Angle alpha et dissidence
10 Mai 2022
Avez-vous déjà entendu parler de l’angle Alpha ?
Frédéric Lordon, économiste et directeur de recherche au CNRS, décrit l’angle Alpha comme étant l’écart entre le désir maître (celui de l’employeur) qui a enrôlé des puissances d’agir (les employés) au service des objectifs de l’entreprise et les désirs de ces mêmes employés.
Il en résulte un écart de volontés, une zone d’incertitude, cause de dissonance pour le travailleur. L’angle alpha, c’est un peu votre personnalité dissidente, votre faculté à dire « non » lorsque vous ne désirez pas étouffer vos désirs personnels au profit de désirs autres que les vôtres, le plus souvent à des fins marchandes.
La métaphore de l'angle alpha s'applique aussi au monde politique. La dissidence peut être vu comme une augmentation de l'angle alpha vis-à-vis du pouvoir, progressive jusqu'à atteindre un refus total de coopération ou révolution contre l'ordre établi (que Frédéric Lordon appelle le devenir perpendiculaire). Au contraire, la soumission aveugle à l'autorité (quelles que soient ses convictions politiques propres) relève d'un alignement total du désir propre avec le désir maître.

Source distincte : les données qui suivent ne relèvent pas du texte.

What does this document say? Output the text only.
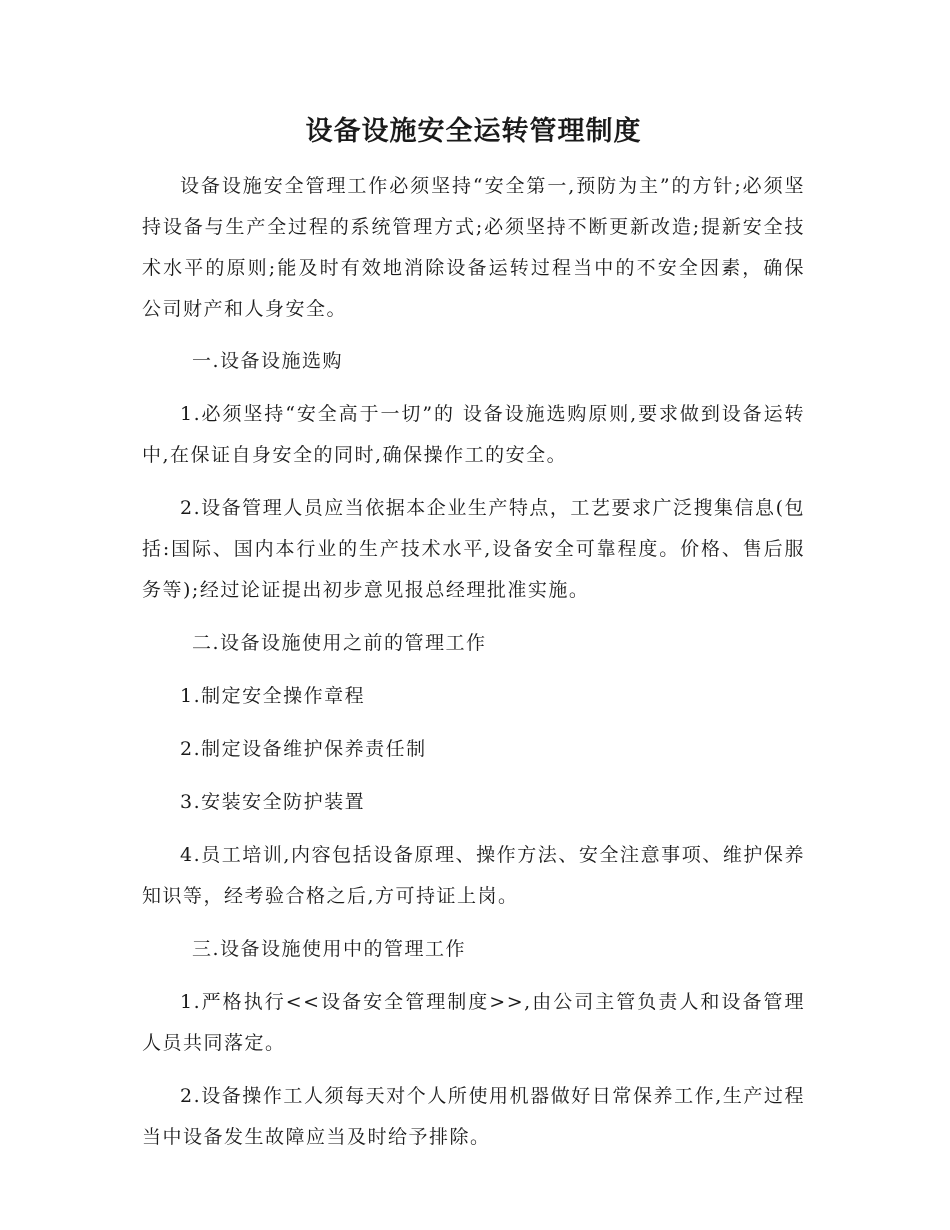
设备设施安全运转管理制度

设备设施安全管理工作必须坚持“安全第一,预防为主”的方针;必须坚持设备与生产全过程的系统管理方式;必须坚持不断更新改造;提新安全技术水平的原则;能及时有效地消除设备运转过程当中的不安全因素，确保公司财产和人身安全。

一.设备设施选购

1.必须坚持“安全高于一切”的 设备设施选购原则,要求做到设备运转中,在保证自身安全的同时,确保操作工的安全。

2.设备管理人员应当依据本企业生产特点，工艺要求广泛搜集信息(包括:国际、国内本行业的生产技术水平,设备安全可靠程度。价格、售后服务等);经过论证提出初步意见报总经理批准实施。

二.设备设施使用之前的管理工作

1.制定安全操作章程

2.制定设备维护保养责任制

3.安装安全防护装置

4.员工培训,内容包括设备原理、操作方法、安全注意事项、维护保养知识等，经考验合格之后,方可持证上岗。

三.设备设施使用中的管理工作

1.严格执行<<设备安全管理制度>>,由公司主管负责人和设备管理人员共同落定。

2.设备操作工人须每天对个人所使用机器做好日常保养工作,生产过程当中设备发生故障应当及时给予排除。
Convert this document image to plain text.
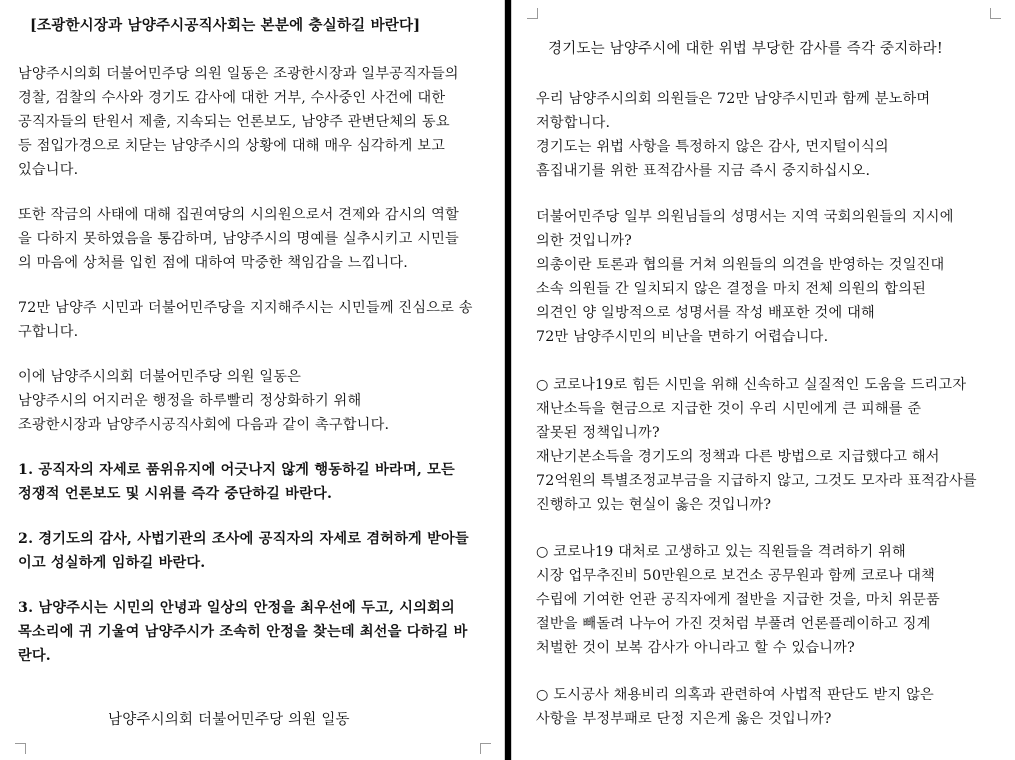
[조광한시장과 남양주시공직사회는 본분에 충실하길 바란다]
남양주시의회 더불어민주당 의원 일동은 조광한시장과 일부공직자들의
경찰, 검찰의 수사와 경기도 감사에 대한 거부, 수사중인 사건에 대한
공직자들의 탄원서 제출, 지속되는 언론보도, 남양주 관변단체의 동요
등 점입가경으로 치닫는 남양주시의 상황에 대해 매우 심각하게 보고
있습니다.
또한 작금의 사태에 대해 집권여당의 시의원으로서 견제와 감시의 역할
을 다하지 못하였음을 통감하며, 남양주시의 명예를 실추시키고 시민들
의 마음에 상처를 입힌 점에 대하여 막중한 책임감을 느낍니다.
72만 남양주 시민과 더불어민주당을 지지해주시는 시민들께 진심으로 송
구합니다.
이에 남양주시의회 더불어민주당 의원 일동은
남양주시의 어지러운 행정을 하루빨리 정상화하기 위해
조광한시장과 남양주시공직사회에 다음과 같이 촉구합니다.
1. 공직자의 자세로 품위유지에 어긋나지 않게 행동하길 바라며, 모든
정쟁적 언론보도 및 시위를 즉각 중단하길 바란다.
2. 경기도의 감사, 사법기관의 조사에 공직자의 자세로 겸허하게 받아들
이고 성실하게 임하길 바란다.
3. 남양주시는 시민의 안녕과 일상의 안정을 최우선에 두고, 시의회의
목소리에 귀 기울여 남양주시가 조속히 안정을 찾는데 최선을 다하길 바
란다.
남양주시의회 더불어민주당 의원 일동
경기도는 남양주시에 대한 위법 부당한 감사를 즉각 중지하라!
우리 남양주시의회 의원들은 72만 남양주시민과 함께 분노하며
저항합니다.
경기도는 위법 사항을 특정하지 않은 감사, 먼지털이식의
흠집내기를 위한 표적감사를 지금 즉시 중지하십시오.
더불어민주당 일부 의원님들의 성명서는 지역 국회의원들의 지시에
의한 것입니까?
의총이란 토론과 협의를 거쳐 의원들의 의견을 반영하는 것일진대
소속 의원들 간 일치되지 않은 결정을 마치 전체 의원의 합의된
의견인 양 일방적으로 성명서를 작성 배포한 것에 대해
72만 남양주시민의 비난을 면하기 어렵습니다.
○ 코로나19로 힘든 시민을 위해 신속하고 실질적인 도움을 드리고자
재난소득을 현금으로 지급한 것이 우리 시민에게 큰 피해를 준
잘못된 정책입니까?
재난기본소득을 경기도의 정책과 다른 방법으로 지급했다고 해서
72억원의 특별조정교부금을 지급하지 않고, 그것도 모자라 표적감사를
진행하고 있는 현실이 옳은 것입니까?
○ 코로나19 대처로 고생하고 있는 직원들을 격려하기 위해
시장 업무추진비 50만원으로 보건소 공무원과 함께 코로나 대책
수립에 기여한 언관 공직자에게 절반을 지급한 것을, 마치 위문품
절반을 빼돌려 나누어 가진 것처럼 부풀려 언론플레이하고 징계
처벌한 것이 보복 감사가 아니라고 할 수 있습니까?
○ 도시공사 채용비리 의혹과 관련하여 사법적 판단도 받지 않은
사항을 부정부패로 단정 지은게 옳은 것입니까?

Au-delà d'un simple plaisir de théoricien du capitalisme, cette métaphore aide à comprendre que le rôle de toute politique dissidente, critique de l'ordre établi, est avant tout de convaincre, de façon pédagogique, de la possibilité d'un devenir perpendiculaire, d'une alternative, et de s'opposer aux forces de réalignement avec le désir maître.